Bimbo In The Men’s Locker Room

My big mouth got me into this trouble. Pissed off the wrong woman who happened to know things that went beyond the bounds of this world. She cursed me, made me see things from the other side.

Stub your toe and change into a woman, how is a guy supposed to get used to that? I know this is my fault for saying something stupid, but I’ve managed to spend the years of my life since it happened avoiding a change and keeping my secret safe.

Because the last time it happened I was out of control. The needs in my body were so powerful they couldn’t be ignored. Bringing myself to shuddering pleasure over and over with my delicate fingers. I barely kept myself in check and I don’t know what’ll happen if it happens again.

Years without an incident can make a man complacent.
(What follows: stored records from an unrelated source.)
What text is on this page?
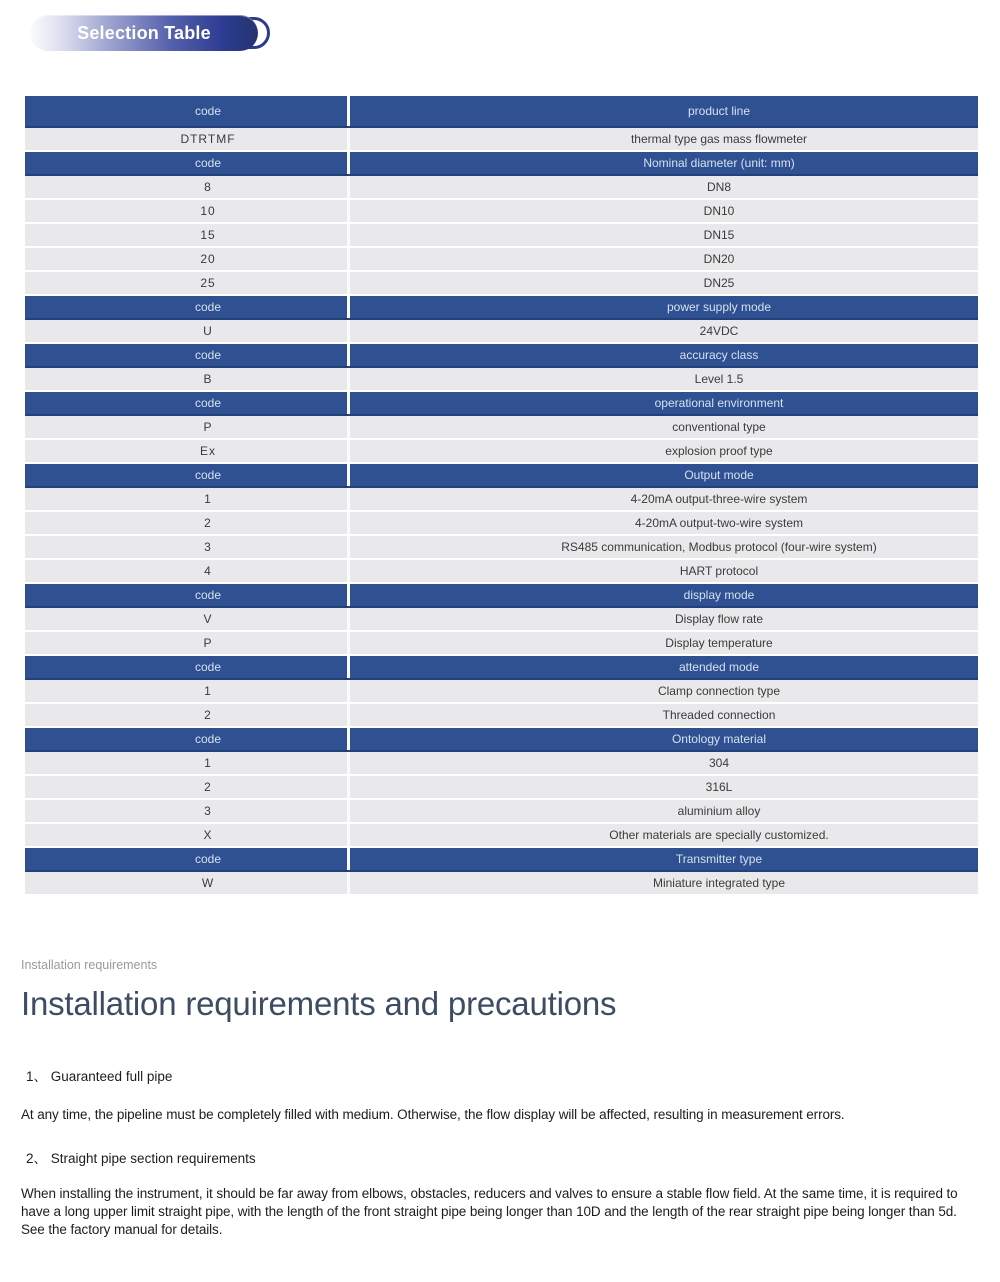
Selection Table
code	product line
DTRTMF	thermal type gas mass flowmeter
code	Nominal diameter (unit: mm)
8	DN8
10	DN10
15	DN15
20	DN20
25	DN25
code	power supply mode
U	24VDC
code	accuracy class
B	Level 1.5
code	operational environment
P	conventional type
Ex	explosion proof type
code	Output mode
1	4-20mA output-three-wire system
2	4-20mA output-two-wire system
3	RS485 communication, Modbus protocol (four-wire system)
4	HART protocol
code	display mode
V	Display flow rate
P	Display temperature
code	attended mode
1	Clamp connection type
2	Threaded connection
code	Ontology material
1	304
2	316L
3	aluminium alloy
X	Other materials are specially customized.
code	Transmitter type
W	Miniature integrated type
Installation requirements
Installation requirements and precautions
1、 Guaranteed full pipe

At any time, the pipeline must be completely filled with medium. Otherwise, the flow display will be affected, resulting in measurement errors.

2、 Straight pipe section requirements

When installing the instrument, it should be far away from elbows, obstacles, reducers and valves to ensure a stable flow field. At the same time, it is required to have a long upper limit straight pipe, with the length of the front straight pipe being longer than 10D and the length of the rear straight pipe being longer than 5d. See the factory manual for details.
I was distracted in the locker room and didn’t notice that post, thinking about things I shouldn’t think about I stubbed my toe and turned into her, and only afterwards did I hear the door open and hear them walk in.
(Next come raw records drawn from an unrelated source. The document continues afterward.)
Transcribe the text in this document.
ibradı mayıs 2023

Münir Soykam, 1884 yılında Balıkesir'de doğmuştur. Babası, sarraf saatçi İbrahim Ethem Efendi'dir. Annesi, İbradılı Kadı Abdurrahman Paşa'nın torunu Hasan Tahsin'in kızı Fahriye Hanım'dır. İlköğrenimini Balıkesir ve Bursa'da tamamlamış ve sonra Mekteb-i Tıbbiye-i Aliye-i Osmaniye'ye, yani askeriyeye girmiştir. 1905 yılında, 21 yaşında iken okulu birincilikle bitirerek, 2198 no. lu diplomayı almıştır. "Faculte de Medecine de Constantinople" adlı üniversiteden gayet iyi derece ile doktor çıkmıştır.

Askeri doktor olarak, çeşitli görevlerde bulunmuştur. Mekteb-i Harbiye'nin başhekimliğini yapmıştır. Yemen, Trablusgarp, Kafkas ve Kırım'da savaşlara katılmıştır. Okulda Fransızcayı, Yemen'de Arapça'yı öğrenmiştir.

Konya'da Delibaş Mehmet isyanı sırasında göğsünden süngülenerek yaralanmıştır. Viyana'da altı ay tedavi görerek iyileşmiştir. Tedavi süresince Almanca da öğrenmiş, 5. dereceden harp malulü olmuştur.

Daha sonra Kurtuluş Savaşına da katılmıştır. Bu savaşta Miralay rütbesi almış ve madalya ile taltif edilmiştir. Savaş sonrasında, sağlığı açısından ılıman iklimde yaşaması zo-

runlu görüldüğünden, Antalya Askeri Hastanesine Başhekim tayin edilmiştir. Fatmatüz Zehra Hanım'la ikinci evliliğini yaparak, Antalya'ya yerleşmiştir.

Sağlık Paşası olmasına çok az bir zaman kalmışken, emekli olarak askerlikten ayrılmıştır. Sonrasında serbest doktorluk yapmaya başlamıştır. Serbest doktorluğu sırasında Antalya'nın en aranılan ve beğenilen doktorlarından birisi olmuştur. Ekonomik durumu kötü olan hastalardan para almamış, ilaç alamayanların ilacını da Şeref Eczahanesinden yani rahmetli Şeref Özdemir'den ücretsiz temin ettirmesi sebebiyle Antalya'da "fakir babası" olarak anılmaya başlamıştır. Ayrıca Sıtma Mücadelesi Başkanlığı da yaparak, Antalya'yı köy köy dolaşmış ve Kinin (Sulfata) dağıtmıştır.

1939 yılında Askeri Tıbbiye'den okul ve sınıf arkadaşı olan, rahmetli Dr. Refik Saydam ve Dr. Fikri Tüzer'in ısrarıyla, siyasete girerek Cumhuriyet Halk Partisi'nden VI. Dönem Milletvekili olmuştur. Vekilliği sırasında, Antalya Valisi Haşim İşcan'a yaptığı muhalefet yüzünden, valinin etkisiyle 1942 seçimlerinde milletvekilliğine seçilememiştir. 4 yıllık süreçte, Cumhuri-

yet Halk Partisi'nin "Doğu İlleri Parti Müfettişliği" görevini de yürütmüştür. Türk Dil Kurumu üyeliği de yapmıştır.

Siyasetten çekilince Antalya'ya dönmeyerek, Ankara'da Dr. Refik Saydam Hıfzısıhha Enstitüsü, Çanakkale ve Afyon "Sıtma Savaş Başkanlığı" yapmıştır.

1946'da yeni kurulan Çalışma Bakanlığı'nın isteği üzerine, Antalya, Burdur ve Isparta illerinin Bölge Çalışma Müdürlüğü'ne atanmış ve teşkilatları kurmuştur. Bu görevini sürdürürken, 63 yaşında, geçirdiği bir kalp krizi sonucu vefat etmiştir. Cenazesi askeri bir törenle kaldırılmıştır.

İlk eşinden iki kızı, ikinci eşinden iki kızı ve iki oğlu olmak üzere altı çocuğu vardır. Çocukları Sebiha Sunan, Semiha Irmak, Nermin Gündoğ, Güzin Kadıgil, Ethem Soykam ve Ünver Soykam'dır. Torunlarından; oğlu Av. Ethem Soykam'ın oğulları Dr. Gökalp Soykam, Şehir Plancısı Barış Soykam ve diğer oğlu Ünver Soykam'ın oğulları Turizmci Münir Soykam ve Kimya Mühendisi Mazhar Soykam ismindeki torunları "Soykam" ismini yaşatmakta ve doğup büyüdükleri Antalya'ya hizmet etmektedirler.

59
Three men staring at me, wanting my beautiful body. Three men, each of whom offer a unique experience. She wants all of them, and I do too.

And when I feel it happening I know that it’s right. It’s beautiful and powerful and it makes me feel like a goddess. To have all of them is what I desire, in every possible way.
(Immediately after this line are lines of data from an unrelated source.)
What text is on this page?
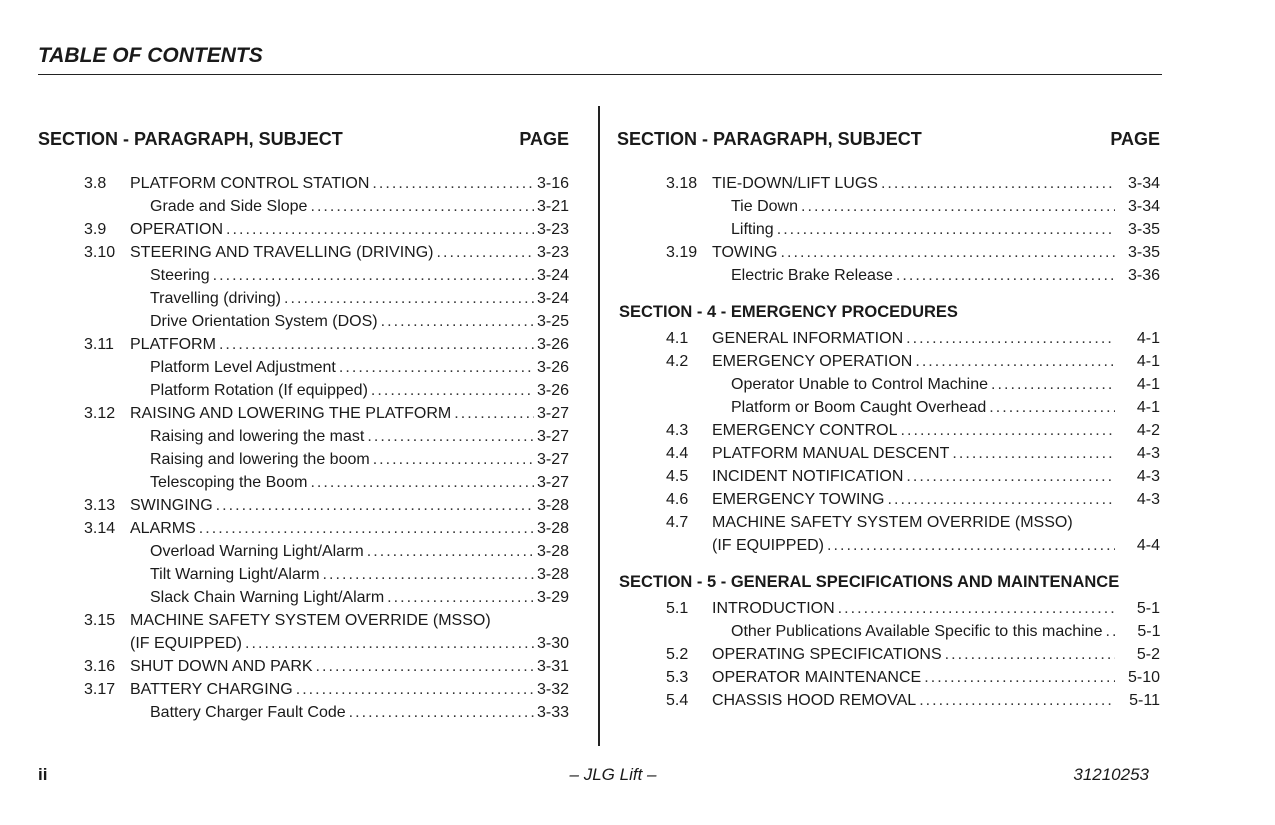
TABLE OF CONTENTS
SECTION - PARAGRAPH, SUBJECT	PAGE
3.8	PLATFORM CONTROL STATION . . .	3-16
Grade and Side Slope . . .	3-21
3.9	OPERATION . . .	3-23
3.10 STEERING AND TRAVELLING (DRIVING) . . .	3-23
Steering . . .	3-24
Travelling (driving) . . .	3-24
Drive Orientation System (DOS) . . .	3-25
3.11	PLATFORM . . .	3-26
Platform Level Adjustment . . .	3-26
Platform Rotation (If equipped) . . .	3-26
3.12 RAISING AND LOWERING THE PLATFORM . . .	3-27
Raising and lowering the mast . . .	3-27
Raising and lowering the boom . . .	3-27
Telescoping the Boom . . .	3-27
3.13 SWINGING . . .	3-28
3.14 ALARMS . . .	3-28
Overload Warning Light/Alarm . . .	3-28
Tilt Warning Light/Alarm . . .	3-28
Slack Chain Warning Light/Alarm . . .	3-29
3.15 MACHINE SAFETY SYSTEM OVERRIDE (MSSO)
(IF EQUIPPED) . . .	3-30
3.16 SHUT DOWN AND PARK . . .	3-31
3.17 BATTERY CHARGING . . .	3-32
Battery Charger Fault Code . . .	3-33
SECTION - PARAGRAPH, SUBJECT	PAGE
3.18 TIE-DOWN/LIFT LUGS . . .	3-34
Tie Down . . .	3-34
Lifting . . .	3-35
3.19 TOWING . . .	3-35
Electric Brake Release . . .	3-36
SECTION - 4 - EMERGENCY PROCEDURES
4.1	GENERAL INFORMATION . . .	4-1
4.2	EMERGENCY OPERATION . . .	4-1
Operator Unable to Control Machine . . .	4-1
Platform or Boom Caught Overhead . . .	4-1
4.3	EMERGENCY CONTROL . . .	4-2
4.4	PLATFORM MANUAL DESCENT . . .	4-3
4.5	INCIDENT NOTIFICATION . . .	4-3
4.6	EMERGENCY TOWING . . .	4-3
4.7	MACHINE SAFETY SYSTEM OVERRIDE (MSSO)
(IF EQUIPPED) . . .	4-4
SECTION - 5 - GENERAL SPECIFICATIONS AND MAINTENANCE
5.1	INTRODUCTION . . .	5-1
Other Publications Available Specific to this machine . . .	5-1
5.2	OPERATING SPECIFICATIONS . . .	5-2
5.3	OPERATOR MAINTENANCE . . .	5-10
5.4	CHASSIS HOOD REMOVAL . . .	5-11
ii	– JLG Lift –	31210253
And now that I’ve had a taste I want more. I want everything this body can take.

Excerpt

It might even have happened instantaneously.

It might even have happened only in my mind.

That was my first thought, that stress and the fight could explain all of this, that it was all in my head and merely a product of my imagining. Lying on the floor there was only one thing holding me back from accepting that conclusion as the truth.

It was a quiet voice in the back of my mind. It was a hungry voice that grew louder over time. It was a voice that was decidedly feminine and was begging for attention and more. Begging for hard touches and firm bodies. Begging to be embraced by masculinity and feeding on the attention of it. Telling me that I was beautiful and that I should want to show off, that I should want all of this because it was right and it was what I needed.

That voice grew in volume and force until it was demanding, and by the time I finally got the energy to push myself to my feet I knew that I couldn’t believe that nothing had happened. Something had changed in me, but the extent of that change was still a mystery to me.

Until I looked into the mirror and saw a reflection staring back I didn’t recognize.

The woman was slight but curvaceous, hard in the same way I was with a body that was tightly formed from hours spent in the gym. She had curves still, proud breasts that stood on her chest with only a very slight sag to them and pretty pink nipples capping them off. Between her toned thighs was her sex, glistening in the dim light of the room and flush with the need of the voice that I had heard in my head. I could only barely notice it though, my attention was fixated on the full plump lips of her mouth and her big eyes that took up so much of her face. I could only stare as I took in her beauty, seeing her staring back with an intensity and need that I recognized.

I’d seen that look when I toured around looking for women to bring home. She was wet and ready, needing a hard man to give her satisfaction. She was aching for it, her body vibrating as her hands moved to it, and only when she was in movement did reality set in and I realized that I was looking at a reflection of myself.

Oddest thing in the world, staring into a mirror and seeing someone else move. It’s unsettling I would assume, if it wasn’t done through magic at least. It would feel like there is something wrong and something is broken and on some level it did feel like that to me as well, but more than anything there was a comfort in me that I took solace in, the knowledge that this was right ingrained into me from the experience I had and overshadowed all the same by the need that I was feeling in that moment.

Oh god, I needed to be touched.

My hands moved of their own accord. I was familiar enough with the bodies of women that I didn’t need to worry about finding my way. I slipped to my knees and then back to spread my legs as my hands found my body and played with myself. Grasping at my breasts and squeezing, dipping between my legs and in past the lips of my sex. I worked at myself quickly, my touch only a fraction of what I needed but enough for the moment and the night. Enough to satisfy the immediacy of what I wanted.

Oh god, I wanted it. I wanted to feel what I was feeling and I wanted more. I wanted my fingers to shift to something thick and hard and pulsing and though my eyes were locked onto the mirror my mind was far off imagining far more.

She had thoughts and she had needs and they were mine too. She was the perfect embodiment of myself and I was relishing it, finding myself in her and finding pleasure from that the likes of which I couldn’t imagine.